Believe you are testing with TCP connection. TCP is a Connection-Oriented protocol. It is having connection timeout. This is defined in RFC standard and should follow by network related product. Thus your connection still “stuck” in WAN1 (for example) before the timeout. This is normal behavior for TCP connection.

Hi Pllatts,

You are testing the exact issues that I am. I am waiting on Peplink engineering since Monday to give me feedback on my setup so I don’t want to make any changes in the event they are. Beta 3 seems to have features that may improve the performance. I want to understand want you tested. “disable the PepVPN” means you are not using the bonding capabilities of the device? A successful test for me would be an upload speed that is greater than the speed of the fastest 4G device attached, did you achieve this?
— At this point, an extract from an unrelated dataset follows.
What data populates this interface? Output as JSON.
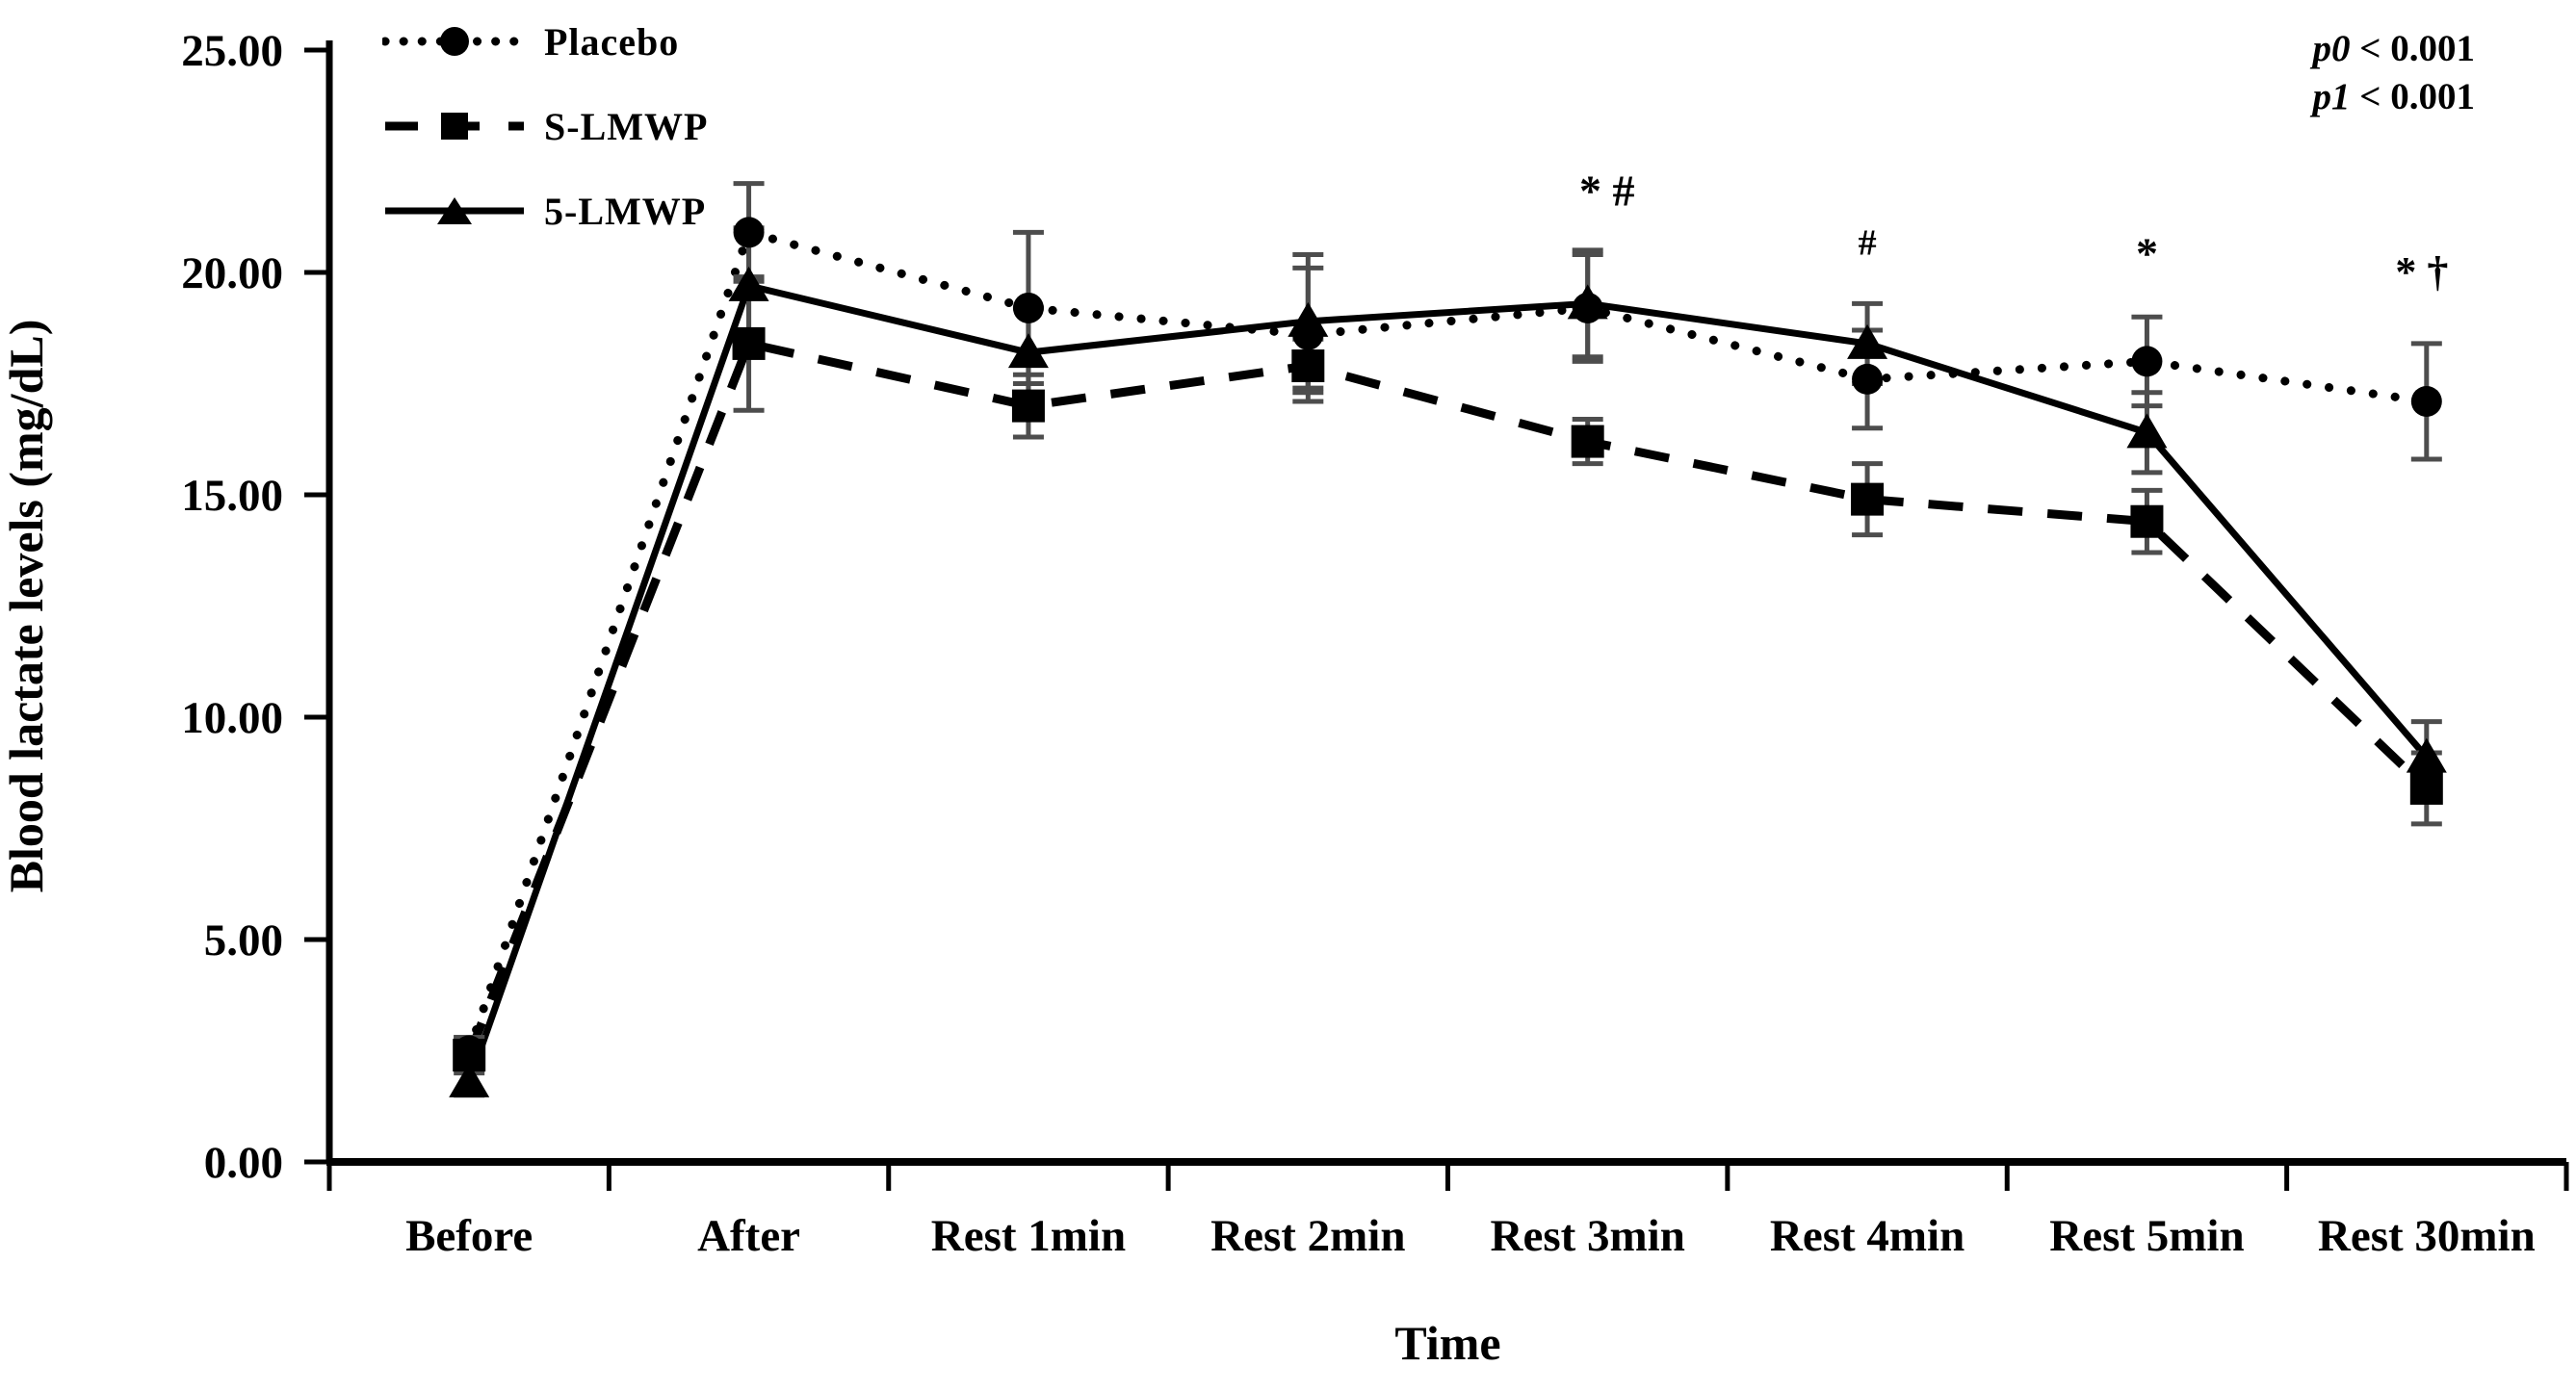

I was using it for VoIP. Anyway, a shorter interval between two latency checks will be beneficial for the mobile users.

I don’t belive you will have much success unless all your lines are of simmilar quality. Most probably your throughput will be the result of the slowest line multiplied by the number of lines you are using.
Chech this thread for explanation:
Peplink | Pepwave - Forum

Hi Platts,

Have you observe what is the latency when particular 3G/4G connection getting worst when you roam around the city? You may record these figures which can use for Cut-off Latency in SpeedFusion profile. This will help to suspend the WAN link temporary which having high latency.